I swear there are whole neighborhoods in MY town where the kids all know who I am. Grins. Every family goes through challenging times, no matter who they are. And not every family is lucky enough to have an extended blood family close by, when familial squalls blow. At least let the kids know another safe, trusted adult, in their own neighborhood.

Number three? Get involved in volunteer work at your kids’ schools. Be a force to be reckoned with on the local community committees focusing on kid issues.

Number four? Harass your local and state politicians to put the money where it belongs – in resources for kids. Many a child, living a life of silent desperation, has been given hope, saved, because of the presence of something as simple as block parenting programs or after school programs. Even putting money into programs which teach/enable parents to understand their role is money well spent, for the kids’ sakes.

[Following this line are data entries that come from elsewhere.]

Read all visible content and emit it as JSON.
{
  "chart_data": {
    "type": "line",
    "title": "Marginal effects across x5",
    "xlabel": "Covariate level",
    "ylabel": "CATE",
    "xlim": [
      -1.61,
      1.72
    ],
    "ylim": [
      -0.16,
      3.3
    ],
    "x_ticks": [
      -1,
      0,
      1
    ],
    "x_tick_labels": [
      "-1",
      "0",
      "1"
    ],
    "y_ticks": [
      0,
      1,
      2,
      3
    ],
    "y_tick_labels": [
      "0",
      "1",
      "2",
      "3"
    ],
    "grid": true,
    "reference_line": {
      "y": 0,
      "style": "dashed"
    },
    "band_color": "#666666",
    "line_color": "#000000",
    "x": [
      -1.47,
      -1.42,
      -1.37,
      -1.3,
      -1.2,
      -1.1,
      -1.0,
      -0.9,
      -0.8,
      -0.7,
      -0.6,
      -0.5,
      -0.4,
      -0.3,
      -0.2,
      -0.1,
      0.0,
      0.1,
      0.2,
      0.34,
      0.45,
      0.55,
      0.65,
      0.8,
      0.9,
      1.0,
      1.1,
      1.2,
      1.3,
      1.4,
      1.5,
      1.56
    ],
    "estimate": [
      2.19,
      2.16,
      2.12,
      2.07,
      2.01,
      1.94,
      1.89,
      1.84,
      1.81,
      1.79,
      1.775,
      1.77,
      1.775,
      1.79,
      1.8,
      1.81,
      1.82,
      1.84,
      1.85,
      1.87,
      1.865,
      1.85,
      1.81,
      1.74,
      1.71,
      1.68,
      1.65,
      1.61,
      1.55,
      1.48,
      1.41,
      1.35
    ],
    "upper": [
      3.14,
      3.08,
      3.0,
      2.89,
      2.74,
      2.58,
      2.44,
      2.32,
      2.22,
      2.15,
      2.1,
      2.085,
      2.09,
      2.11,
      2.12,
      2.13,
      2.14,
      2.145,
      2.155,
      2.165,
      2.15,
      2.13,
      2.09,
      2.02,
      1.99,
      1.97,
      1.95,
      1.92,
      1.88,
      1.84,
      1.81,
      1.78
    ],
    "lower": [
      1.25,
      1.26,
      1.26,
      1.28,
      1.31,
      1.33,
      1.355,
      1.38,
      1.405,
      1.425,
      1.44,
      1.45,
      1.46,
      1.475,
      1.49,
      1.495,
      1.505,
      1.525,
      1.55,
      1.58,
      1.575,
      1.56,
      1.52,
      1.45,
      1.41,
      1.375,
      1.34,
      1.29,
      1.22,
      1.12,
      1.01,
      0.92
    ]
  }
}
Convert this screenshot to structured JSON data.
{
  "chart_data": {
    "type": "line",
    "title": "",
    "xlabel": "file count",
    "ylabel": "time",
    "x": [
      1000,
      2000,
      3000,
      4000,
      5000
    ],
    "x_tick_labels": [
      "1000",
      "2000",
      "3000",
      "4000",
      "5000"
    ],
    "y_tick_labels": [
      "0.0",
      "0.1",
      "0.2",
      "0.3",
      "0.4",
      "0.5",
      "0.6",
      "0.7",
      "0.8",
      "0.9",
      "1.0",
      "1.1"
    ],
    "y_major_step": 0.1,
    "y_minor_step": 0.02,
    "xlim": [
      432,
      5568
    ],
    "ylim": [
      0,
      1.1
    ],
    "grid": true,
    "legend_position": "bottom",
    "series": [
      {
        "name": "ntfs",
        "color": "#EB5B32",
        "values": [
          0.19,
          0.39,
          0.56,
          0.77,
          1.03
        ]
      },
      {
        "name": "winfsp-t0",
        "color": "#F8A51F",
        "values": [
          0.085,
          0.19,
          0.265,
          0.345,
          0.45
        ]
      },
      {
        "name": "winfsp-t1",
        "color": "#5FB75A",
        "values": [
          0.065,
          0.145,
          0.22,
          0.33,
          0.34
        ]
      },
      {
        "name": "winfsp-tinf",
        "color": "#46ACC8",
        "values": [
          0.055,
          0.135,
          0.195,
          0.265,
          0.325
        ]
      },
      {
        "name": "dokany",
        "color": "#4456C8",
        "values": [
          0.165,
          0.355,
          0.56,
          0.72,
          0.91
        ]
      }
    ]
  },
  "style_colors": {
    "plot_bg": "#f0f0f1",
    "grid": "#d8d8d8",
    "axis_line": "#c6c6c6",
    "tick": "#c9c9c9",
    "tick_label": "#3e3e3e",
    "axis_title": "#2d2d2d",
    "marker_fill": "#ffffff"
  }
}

And, yes, I can hear you now: “But I don’t have time for all that . I shouldn't interfere”. Well – news flash – you better make time, you better interfere. When a single child is shaken, or has an ‘accident’ in their home, or dies as the result of an ‘incident’, or a despondent teenager even fails at attempts to end his own miserable life, not good enough to say “I don’t have time.”

And last but not least? Every single day hug your own children, (and any other child you can get your hands on!) Let these precious people know they are valued, special, adored. Many studies have shown that kids don’t need the latest designer jeans, or the most expensive toy on the block. Most successful adults became so by no accident. They became successful, contributing members of society because when they were children an adult took the time, and made the effort.

Sounds so simple, and it really is. We cannot afford to say, “I don’t have the time, ” or “I’m too tired, ” or '"not my business." Our whole future society depends on us making the time, interfering, and showing our kids that they DO matter.


So yes, today - again - I am overwhelmed with despair for our children, and I cry, even as I know that tears are most certainly not enough. Although I know this song below does not relate specifically to children like Ame, the message DOES specifically remind us that tears are not enough. Action - in the form of interfering if that's what it takes to ensure an escape from a life of hell, into a LIFE free of such torturous abuse. It is too late for Ame, but never too late for the thousands (millions) of other kids just waiting, hoping that someone will notice, interfere.

"As every day goes by, How can we close our eyes? We can make a difference. We can change the world forever. Tears are not enough.."

C'est l'amour qui nous rassemble

1 comment:

Findalis said...

Hanging is too good for these lowlifes. The chair is too good. How about we roast them to death slowly.

I'm disgusted and angered. That poor angel.